O coroamento dessa mecânica narrativa se manifesta na recusa do maniqueísmo na construção de personagens complexos. A literatura de temática marginal ou urbana frequentemente incorre no erro de aplainar seus sujeitos, reduzindo-os a veículos de teses sociais ou a estereótipos previsíveis da degradação.
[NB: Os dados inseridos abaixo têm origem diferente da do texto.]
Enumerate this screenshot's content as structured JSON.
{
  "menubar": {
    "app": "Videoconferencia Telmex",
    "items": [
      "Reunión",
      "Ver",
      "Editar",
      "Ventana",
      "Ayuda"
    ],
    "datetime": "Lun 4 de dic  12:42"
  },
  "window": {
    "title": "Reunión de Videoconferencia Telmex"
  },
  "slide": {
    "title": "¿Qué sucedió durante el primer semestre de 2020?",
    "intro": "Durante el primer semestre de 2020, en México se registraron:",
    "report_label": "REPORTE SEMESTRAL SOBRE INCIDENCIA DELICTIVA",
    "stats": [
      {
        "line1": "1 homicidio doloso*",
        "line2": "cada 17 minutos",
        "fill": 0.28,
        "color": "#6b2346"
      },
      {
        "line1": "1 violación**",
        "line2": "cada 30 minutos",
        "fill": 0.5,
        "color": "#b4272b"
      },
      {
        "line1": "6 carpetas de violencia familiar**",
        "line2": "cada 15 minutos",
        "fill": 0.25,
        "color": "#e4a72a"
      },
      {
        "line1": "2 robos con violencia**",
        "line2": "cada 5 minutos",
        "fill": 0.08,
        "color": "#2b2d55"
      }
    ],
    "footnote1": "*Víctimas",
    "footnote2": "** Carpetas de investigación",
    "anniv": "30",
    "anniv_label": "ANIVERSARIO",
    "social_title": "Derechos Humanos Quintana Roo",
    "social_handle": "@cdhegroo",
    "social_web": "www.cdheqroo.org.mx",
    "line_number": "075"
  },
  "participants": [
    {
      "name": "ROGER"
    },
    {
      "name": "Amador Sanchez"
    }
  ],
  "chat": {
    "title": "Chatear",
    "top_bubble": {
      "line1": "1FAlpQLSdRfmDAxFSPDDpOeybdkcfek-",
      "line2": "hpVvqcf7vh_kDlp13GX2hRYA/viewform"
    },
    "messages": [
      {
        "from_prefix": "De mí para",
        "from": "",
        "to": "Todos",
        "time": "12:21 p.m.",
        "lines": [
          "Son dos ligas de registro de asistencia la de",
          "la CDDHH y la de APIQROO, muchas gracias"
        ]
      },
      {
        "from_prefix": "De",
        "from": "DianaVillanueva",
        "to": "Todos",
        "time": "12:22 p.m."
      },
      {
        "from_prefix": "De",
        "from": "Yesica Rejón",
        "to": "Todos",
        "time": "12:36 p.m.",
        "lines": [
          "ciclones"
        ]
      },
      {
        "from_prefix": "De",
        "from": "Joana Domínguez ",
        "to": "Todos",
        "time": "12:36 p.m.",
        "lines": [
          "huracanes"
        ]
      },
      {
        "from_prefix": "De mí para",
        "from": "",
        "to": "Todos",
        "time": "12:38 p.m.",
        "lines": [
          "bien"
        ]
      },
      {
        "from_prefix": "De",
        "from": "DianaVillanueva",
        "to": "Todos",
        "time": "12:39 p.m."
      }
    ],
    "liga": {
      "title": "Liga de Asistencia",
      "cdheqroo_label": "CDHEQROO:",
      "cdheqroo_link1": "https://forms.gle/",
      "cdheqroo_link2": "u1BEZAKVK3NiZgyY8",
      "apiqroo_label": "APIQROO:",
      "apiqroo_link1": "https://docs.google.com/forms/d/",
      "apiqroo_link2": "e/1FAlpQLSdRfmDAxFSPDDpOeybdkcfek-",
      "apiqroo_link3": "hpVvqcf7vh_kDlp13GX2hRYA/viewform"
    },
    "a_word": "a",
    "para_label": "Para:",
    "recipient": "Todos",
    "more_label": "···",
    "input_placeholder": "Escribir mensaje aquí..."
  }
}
A teoria literária subjacente às discussões da live propõe o oposto: a humanidade de um personagem reside na colisão irreconciliável entre o arquétipo que ele encarna para o mundo e a verdade contraditória de seus atos íntimos. Ao dotar uma figura estigmatizada de pulsões de morte, desespero cibernético e, simultaneamente, de um senso de responsabilidade afetiva profunda e silenciosa, o texto destrói a empatia fácil e exige do leitor um esforço de reconhecimento desconfortável. A boa literatura não justifica o comportamento de seus sujeitos, nem busca redimi-los moralmente; ela os expõe em toda a sua inteireza sísmica. O escritor aprende, assim, que a verdadeira força de uma narrativa não está na pureza de suas intenções temáticas, mas na capacidade de manter o leitor suspenso no fio da navalha entre a repulsão e o fascínio, provando que a complexidade humana é o único material inesgotável para a grande arte da ficção.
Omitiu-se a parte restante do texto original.